The Girl Whose Name Was Not Jen – Fiction

The Girl Whose Name Was Not Jen

by Scott Hefflon

Double take. I should’ve known better. It’s not her. That was lifetimes ago and so many miles away. “And miles to go before I sleep.” I can’t sleep. I just keep on running. They seek to keep pace with me, those memories. Tirelessly and brutally, they haunt me. They lurk in the shadowy recesses. Waiting. Waiting for me to tire. Waiting for me to collapse in a breathless heap. Waiting for me to crawl off the beaten path to inventory what’s left.
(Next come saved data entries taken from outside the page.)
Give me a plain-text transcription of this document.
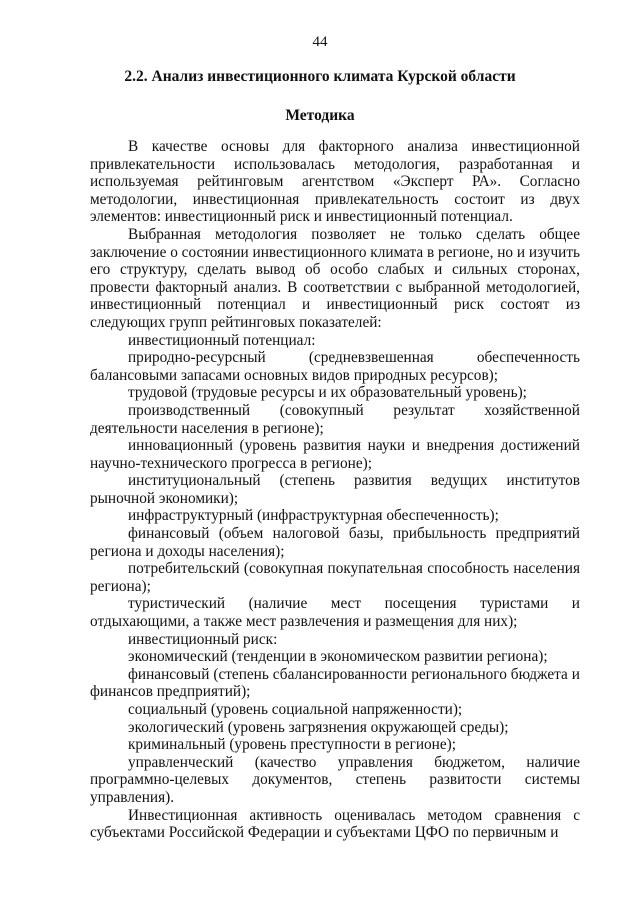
44
2.2. Анализ инвестиционного климата Курской области
Методика

В качестве основы для факторного анализа инвестиционной привлекательности использовалась методология, разработанная и используемая рейтинговым агентством «Эксперт РА». Согласно методологии, инвестиционная привлекательность состоит из двух элементов: инвестиционный риск и инвестиционный потенциал.

Выбранная методология позволяет не только сделать общее заключение о состоянии инвестиционного климата в регионе, но и изучить его структуру, сделать вывод об особо слабых и сильных сторонах, провести факторный анализ. В соответствии с выбранной методологией, инвестиционный потенциал и инвестиционный риск состоят из следующих групп рейтинговых показателей:

инвестиционный потенциал:

природно-ресурсный (средневзвешенная обеспеченность балансовыми запасами основных видов природных ресурсов);

трудовой (трудовые ресурсы и их образовательный уровень);

производственный (совокупный результат хозяйственной деятельности населения в регионе);

инновационный (уровень развития науки и внедрения достижений научно-технического прогресса в регионе);

институциональный (степень развития ведущих институтов рыночной экономики);

инфраструктурный (инфраструктурная обеспеченность);

финансовый (объем налоговой базы, прибыльность предприятий региона и доходы населения);

потребительский (совокупная покупательная способность населения региона);

туристический (наличие мест посещения туристами и отдыхающими, а также мест развлечения и размещения для них);

инвестиционный риск:

экономический (тенденции в экономическом развитии региона);

финансовый (степень сбалансированности регионального бюджета и финансов предприятий);

социальный (уровень социальной напряженности);

экологический (уровень загрязнения окружающей среды);

криминальный (уровень преступности в регионе);

управленческий (качество управления бюджетом, наличие программно-целевых документов, степень развитости системы управления).

Инвестиционная активность оценивалась методом сравнения с субъектами Российской Федерации и субъектами ЦФО по первичным и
Waiting for a trigger.

Double take.

Bang.

Mistaken identity. So simple. So innocent. So painful. Flashbacks. Another time, another place, another friend, another me. All in the past. All lost. All recorded in ruthless detail in memory. All pouring cruelly in on me as I yet lick the wounds. Old scars bleed afresh. Salty tears sting and feed the pain. Flashbacks.

Snapshots. Dusty and lost, she helped me to my feet. Beneath the dirt, she saw… someone in need. She sponged the grime from endless roads from the cracks and crevices. She kissed my wounds with tender lips and took the blood away with her. Staining selflessly herself. And me too weak to wipe it away. And my throat too caked to say a word. Too choked to whisper, “Thank you.”

Fading, smiling so sadistically, the memories slip into periphery. Until again I tire and they return to coax me on, ever onward.

Pin prick. Pain flash. Stagger to my feet. Time to run. Time keeps running. Killing time and time keeps killing me. Another me. Another time. Another place from which to run. Another place to never reach. Another painful memory. “And miles to go before I sleep.”